Paul L. Caron

Thursday, May 17, 2018

Top GOP Donors Close Wallets Over Tax Law

CNN, Top GOP Donors Close Wallets Over Tax Law:

As national Republicans scramble their resources for a high-stakes midterm election year, some of the party's biggest and most reliable donors have quietly withheld their support for Senate and House Republican groups out of frustration with the new tax law, CNN has learned.

The standoff has a tinge of irony because the tax changes are a centerpiece of the GOP's case to voters in the midterm elections. Meanwhile, Democrats have accused Republicans of catering to the wealthiest Americans with the law: In a news conference earlier this year, House Minority Leader Nancy Pelosi warned that the Republican tax plan is "padding the pockets of GOP donors, executives, and big corporations at the expense of everyone else."

But some of the Republican Party's powerhouse donors in fact feel deeply stung by the law and have made their displeasure known to party leaders by keeping their wallets shut, according to multiple sources familiar with the situation, who spoke with CNN on condition of anonymity. Although some of the donors have not sworn off contributions to individual campaigns or even the Republican National Committee, all have so far withheld contributions to the House and Senate Republican campaign arms -- which are key players in the 2018 midterm elections -- as a way to send a message over the law.

The donors who have boycotted, all of whom are leaders of prominent hedge funds, include Paul Singer, of Elliott Management; Citadel's Ken Griffin; Warren Stephens of Stephens Inc.; Cliff Asness of AQR; Bruce Kovner, formerly of Caxton; and Third Point's Daniel Loeb. Combined, their donations accounted for more than $50 million to Republican groups during the 2016 election cycle; Singer ranked among the top 10 donors of either party, while Griffin and Stephens ranked in the top 20.

Collectively, they have bristled at what they view as favored treatment for corporations under the law. While the corporate tax rate was slashed from 35% to 21%, hedge funds are largely taxed at the top individual rate, which ticked down from 39.6% to 37%.

Now, these donors are venting their frustration at congressional Republicans who drafted the legislation. The rift has come at a heavy price: Since the new tax rules were approved late last year, these donors' usually generous support for House and Senate Republican groups has noticeably dried up.

Tax, Tax Policy in the Trump Administration | Permalink


Most surveys show the GOP raising more than the Democrats.

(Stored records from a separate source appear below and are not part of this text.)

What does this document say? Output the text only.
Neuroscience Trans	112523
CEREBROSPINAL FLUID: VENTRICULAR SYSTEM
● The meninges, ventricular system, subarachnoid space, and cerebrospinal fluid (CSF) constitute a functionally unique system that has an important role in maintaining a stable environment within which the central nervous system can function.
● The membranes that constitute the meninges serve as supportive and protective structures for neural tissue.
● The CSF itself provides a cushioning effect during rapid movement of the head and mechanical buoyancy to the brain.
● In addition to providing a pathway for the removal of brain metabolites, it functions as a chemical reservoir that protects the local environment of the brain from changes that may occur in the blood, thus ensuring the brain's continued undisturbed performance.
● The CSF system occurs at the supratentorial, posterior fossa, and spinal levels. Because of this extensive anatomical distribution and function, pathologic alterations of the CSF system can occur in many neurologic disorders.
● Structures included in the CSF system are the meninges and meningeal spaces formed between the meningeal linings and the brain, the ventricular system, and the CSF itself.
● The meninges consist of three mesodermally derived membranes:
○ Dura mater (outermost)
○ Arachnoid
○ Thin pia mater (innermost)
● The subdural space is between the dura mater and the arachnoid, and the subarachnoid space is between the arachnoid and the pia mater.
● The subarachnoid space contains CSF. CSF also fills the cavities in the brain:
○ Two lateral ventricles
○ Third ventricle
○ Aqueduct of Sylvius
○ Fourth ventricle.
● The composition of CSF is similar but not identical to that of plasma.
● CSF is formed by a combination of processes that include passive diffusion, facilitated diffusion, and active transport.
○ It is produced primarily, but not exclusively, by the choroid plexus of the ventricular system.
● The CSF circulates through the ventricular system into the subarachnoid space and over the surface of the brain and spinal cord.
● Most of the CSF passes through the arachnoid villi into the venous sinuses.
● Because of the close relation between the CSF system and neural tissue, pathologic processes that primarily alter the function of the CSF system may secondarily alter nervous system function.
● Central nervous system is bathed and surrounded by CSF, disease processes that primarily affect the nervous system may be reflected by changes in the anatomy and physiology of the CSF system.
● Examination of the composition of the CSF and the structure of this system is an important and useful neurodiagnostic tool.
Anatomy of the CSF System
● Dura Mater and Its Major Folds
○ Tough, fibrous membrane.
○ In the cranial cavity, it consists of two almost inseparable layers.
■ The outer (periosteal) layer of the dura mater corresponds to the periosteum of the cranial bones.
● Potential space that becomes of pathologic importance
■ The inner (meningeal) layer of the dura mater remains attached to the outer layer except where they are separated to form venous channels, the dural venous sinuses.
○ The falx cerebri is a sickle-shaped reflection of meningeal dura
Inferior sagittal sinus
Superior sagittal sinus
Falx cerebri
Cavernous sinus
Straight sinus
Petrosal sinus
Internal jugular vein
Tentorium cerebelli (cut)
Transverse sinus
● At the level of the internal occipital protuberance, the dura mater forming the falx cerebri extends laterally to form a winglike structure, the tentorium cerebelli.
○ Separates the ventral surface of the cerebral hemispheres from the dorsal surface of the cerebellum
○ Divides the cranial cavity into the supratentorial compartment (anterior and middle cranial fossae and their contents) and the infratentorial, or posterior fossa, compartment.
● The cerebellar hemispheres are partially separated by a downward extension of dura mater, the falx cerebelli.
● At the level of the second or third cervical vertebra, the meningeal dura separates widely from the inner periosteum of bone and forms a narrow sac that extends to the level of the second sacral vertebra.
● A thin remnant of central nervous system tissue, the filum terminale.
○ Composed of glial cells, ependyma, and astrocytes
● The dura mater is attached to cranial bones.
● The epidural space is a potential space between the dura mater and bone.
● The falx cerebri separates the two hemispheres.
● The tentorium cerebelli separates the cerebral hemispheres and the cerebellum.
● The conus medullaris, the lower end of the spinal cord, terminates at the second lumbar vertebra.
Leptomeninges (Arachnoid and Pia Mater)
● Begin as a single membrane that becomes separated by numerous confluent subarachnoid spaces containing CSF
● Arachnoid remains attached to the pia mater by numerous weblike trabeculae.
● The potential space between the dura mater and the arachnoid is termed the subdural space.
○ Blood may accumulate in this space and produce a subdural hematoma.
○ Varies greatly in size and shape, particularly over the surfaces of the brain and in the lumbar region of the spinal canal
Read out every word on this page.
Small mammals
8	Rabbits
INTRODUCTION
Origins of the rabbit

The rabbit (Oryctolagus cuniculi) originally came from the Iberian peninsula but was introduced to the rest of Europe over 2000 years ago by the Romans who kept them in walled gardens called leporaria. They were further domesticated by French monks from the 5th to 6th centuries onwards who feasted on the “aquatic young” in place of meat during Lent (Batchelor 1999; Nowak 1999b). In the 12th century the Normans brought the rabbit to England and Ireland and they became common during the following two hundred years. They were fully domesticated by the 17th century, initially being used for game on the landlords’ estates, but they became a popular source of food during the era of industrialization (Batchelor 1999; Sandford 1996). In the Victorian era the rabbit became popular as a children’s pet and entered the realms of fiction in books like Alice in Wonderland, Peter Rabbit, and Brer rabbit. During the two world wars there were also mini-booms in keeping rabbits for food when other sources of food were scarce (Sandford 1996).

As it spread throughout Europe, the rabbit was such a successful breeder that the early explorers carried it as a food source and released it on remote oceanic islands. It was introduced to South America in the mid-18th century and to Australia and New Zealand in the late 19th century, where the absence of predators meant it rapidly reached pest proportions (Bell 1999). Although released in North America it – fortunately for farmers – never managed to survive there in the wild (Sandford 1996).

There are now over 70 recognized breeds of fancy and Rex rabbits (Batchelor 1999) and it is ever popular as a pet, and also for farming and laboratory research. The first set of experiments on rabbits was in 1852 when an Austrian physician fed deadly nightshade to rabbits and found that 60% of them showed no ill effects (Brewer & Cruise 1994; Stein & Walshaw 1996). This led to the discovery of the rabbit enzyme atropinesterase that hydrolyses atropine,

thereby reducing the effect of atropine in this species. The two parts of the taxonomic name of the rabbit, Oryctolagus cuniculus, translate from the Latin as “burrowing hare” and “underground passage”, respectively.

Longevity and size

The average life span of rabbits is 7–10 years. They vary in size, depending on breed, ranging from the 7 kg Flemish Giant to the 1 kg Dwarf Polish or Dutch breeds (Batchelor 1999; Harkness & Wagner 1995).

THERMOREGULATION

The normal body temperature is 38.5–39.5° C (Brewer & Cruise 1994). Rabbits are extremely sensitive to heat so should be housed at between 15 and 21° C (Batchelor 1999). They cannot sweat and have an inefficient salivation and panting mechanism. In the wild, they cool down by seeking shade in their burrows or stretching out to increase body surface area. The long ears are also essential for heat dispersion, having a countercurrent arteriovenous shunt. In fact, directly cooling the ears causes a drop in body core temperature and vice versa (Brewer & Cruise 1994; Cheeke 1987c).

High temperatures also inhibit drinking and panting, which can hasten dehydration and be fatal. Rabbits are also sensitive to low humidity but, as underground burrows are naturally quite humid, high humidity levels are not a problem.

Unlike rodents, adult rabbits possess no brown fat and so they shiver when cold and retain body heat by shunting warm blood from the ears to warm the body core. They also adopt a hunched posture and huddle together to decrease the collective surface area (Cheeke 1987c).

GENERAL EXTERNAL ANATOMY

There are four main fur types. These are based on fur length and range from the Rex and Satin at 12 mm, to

Posted by: Mike Livingston | May 19, 2018 3:25:08 AM

". . . hedge funds are largely taxed at the top individual rate"

Really? Since when?
Hedge funds and/or private equity managers remain the beneficiaries of the "carried interest" exception to the taxation of manager fees at ordinary income rates. The new tax law made virtually no dent in this absurd situation.

They may be disappointed in the legislation but I hardly think this is the reason.